Only 3 out of 20 executives raised their hand.
He then asked the CEO in the room how many of those bets he would take. He answered without a second thought that he would take all of them.
When Thaler asked one of the executives why he wouldn’t take the bet, he mentioned how if such a project succeeded, he might get a pat on the back and a bonus of three-months income. But if the project failed, he was liable to get fired. He rightly did not want to risk his job on the flip of a coin. The incentive structures firms have in place often prevent managers from taking worthwhile risks. No wonder so many firms struggle to innovate.
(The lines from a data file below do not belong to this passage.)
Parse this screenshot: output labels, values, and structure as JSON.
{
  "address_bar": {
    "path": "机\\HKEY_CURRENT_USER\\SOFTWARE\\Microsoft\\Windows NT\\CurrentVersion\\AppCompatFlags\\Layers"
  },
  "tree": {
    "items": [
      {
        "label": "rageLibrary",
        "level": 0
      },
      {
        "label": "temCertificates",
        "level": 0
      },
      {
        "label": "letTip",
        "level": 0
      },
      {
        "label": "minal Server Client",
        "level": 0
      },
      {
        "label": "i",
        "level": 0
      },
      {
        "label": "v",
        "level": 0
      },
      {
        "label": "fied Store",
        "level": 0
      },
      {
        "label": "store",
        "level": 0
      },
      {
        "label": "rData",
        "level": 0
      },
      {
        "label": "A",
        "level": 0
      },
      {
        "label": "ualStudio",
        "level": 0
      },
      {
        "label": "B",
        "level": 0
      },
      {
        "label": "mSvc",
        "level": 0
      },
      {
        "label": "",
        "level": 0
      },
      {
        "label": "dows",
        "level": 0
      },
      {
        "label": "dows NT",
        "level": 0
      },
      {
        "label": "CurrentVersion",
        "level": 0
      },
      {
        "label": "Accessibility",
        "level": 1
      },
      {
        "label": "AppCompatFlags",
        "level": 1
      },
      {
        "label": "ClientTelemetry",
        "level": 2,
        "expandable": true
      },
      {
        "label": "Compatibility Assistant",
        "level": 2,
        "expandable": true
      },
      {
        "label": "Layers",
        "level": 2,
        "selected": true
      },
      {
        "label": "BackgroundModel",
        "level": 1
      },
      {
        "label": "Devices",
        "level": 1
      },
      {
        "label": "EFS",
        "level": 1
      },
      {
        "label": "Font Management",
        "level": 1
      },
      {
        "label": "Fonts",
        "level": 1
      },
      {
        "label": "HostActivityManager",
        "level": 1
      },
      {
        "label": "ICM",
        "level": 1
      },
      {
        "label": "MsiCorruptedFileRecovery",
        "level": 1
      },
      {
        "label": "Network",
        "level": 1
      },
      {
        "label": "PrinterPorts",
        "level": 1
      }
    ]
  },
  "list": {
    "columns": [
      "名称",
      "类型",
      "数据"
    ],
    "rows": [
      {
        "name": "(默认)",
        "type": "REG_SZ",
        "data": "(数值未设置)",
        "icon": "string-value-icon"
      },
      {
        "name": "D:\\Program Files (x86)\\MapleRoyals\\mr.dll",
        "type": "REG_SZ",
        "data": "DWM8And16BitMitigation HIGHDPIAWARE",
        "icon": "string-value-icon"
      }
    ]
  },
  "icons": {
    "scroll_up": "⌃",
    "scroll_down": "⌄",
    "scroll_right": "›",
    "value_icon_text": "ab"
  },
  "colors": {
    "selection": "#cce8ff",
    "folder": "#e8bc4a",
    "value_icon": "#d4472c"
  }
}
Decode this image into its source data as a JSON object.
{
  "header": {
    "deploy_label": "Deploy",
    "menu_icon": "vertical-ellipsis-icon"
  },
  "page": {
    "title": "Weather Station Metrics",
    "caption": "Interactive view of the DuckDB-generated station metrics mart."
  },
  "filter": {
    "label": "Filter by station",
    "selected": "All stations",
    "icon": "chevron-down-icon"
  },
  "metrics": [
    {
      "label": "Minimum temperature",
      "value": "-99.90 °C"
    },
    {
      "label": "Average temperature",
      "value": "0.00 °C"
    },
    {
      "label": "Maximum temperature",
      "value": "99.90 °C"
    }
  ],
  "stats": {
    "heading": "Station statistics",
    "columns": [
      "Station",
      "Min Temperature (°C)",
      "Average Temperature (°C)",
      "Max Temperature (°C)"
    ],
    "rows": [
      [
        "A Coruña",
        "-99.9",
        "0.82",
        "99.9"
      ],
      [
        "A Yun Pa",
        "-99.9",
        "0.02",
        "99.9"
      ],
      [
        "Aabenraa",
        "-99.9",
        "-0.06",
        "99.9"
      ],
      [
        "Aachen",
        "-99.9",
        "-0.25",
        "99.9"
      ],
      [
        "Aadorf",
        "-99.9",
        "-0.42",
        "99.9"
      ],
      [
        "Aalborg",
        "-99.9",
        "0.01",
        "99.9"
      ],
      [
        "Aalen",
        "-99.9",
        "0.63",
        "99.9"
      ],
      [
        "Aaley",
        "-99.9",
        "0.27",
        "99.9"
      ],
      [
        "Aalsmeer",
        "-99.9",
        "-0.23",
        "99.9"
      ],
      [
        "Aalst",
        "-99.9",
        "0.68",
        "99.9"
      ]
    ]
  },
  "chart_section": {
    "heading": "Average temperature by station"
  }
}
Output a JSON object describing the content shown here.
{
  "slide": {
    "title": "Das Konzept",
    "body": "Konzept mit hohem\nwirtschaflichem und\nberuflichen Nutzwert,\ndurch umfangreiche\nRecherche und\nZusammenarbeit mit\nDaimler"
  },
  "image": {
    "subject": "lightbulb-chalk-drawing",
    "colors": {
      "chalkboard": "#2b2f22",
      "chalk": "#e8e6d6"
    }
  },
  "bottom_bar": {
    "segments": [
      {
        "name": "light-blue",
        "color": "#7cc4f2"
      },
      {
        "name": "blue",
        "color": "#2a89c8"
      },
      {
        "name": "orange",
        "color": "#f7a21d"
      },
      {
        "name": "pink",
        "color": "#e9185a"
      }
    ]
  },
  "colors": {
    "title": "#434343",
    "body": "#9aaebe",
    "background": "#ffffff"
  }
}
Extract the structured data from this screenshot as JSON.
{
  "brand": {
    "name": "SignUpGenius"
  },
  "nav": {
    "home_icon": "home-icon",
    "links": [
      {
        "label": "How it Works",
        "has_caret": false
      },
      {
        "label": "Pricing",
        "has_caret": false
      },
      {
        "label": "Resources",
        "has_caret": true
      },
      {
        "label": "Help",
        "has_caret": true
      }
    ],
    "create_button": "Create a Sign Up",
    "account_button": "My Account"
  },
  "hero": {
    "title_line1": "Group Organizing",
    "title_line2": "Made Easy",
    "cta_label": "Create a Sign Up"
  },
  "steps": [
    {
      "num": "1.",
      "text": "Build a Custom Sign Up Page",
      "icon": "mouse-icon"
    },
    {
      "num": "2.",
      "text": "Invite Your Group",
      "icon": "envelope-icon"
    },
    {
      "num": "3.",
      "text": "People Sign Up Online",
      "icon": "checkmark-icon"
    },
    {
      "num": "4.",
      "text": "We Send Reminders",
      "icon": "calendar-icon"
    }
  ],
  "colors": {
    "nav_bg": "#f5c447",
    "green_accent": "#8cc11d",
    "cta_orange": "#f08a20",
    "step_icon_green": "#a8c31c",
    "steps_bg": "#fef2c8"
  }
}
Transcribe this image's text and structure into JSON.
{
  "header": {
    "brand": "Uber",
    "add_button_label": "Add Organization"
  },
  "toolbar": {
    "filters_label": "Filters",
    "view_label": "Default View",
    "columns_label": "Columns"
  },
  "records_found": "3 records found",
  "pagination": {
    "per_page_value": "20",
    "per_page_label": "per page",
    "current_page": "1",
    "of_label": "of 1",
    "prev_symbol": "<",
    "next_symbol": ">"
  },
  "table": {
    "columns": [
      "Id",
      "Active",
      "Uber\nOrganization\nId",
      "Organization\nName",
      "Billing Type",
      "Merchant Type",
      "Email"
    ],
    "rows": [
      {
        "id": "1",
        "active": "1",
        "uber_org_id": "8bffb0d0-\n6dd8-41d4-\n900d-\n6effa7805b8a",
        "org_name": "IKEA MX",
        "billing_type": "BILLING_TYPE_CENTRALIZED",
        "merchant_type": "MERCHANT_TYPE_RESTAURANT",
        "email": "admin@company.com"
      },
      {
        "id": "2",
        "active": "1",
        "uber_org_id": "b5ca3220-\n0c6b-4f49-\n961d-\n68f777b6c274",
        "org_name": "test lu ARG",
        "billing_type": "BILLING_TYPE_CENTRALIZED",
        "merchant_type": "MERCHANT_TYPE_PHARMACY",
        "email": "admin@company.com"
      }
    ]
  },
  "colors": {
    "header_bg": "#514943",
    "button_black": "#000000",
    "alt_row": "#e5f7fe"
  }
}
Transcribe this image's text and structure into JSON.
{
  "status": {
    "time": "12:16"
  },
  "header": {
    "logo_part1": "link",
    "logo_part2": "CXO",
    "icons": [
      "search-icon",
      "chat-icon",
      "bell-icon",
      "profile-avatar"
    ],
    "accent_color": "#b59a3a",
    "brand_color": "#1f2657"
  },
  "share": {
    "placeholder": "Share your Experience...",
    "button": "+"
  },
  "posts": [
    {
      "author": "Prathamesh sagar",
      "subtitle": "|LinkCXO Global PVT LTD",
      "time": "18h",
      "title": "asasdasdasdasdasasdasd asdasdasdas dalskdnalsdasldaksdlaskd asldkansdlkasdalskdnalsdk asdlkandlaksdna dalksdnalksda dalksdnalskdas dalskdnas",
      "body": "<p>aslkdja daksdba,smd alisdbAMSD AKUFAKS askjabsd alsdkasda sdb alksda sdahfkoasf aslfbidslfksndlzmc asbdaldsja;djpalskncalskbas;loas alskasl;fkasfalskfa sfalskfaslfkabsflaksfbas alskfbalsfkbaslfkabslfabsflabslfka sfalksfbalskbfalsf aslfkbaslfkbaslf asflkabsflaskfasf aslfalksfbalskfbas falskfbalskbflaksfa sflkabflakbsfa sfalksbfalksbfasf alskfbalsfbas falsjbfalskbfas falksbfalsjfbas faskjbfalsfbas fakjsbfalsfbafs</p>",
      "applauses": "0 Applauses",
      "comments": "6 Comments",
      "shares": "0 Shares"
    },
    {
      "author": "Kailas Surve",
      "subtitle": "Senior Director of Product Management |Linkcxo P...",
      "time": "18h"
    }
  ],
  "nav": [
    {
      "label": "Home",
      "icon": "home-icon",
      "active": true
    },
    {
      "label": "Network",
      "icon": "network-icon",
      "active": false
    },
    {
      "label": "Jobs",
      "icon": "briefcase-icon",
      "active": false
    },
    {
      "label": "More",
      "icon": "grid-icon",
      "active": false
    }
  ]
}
Although the financing for all the projects comes from a common pool, each executive is made to consider his or her project’s budget as its own account, and is judged as being a success or a failure based on their individual performance. In the process, the company, as a collective, loses out by not taking several good bets. This mismatch of incentives between owners and management within a company is what economists call the principal-agent problem.
A firm’s basket of projects resembles an insurance portfolio. Although some projects might end up as disasters, the firm should stand to gain on the whole. Perhaps the insurance industry can offer CEOs lessons on how to design such incentive structures.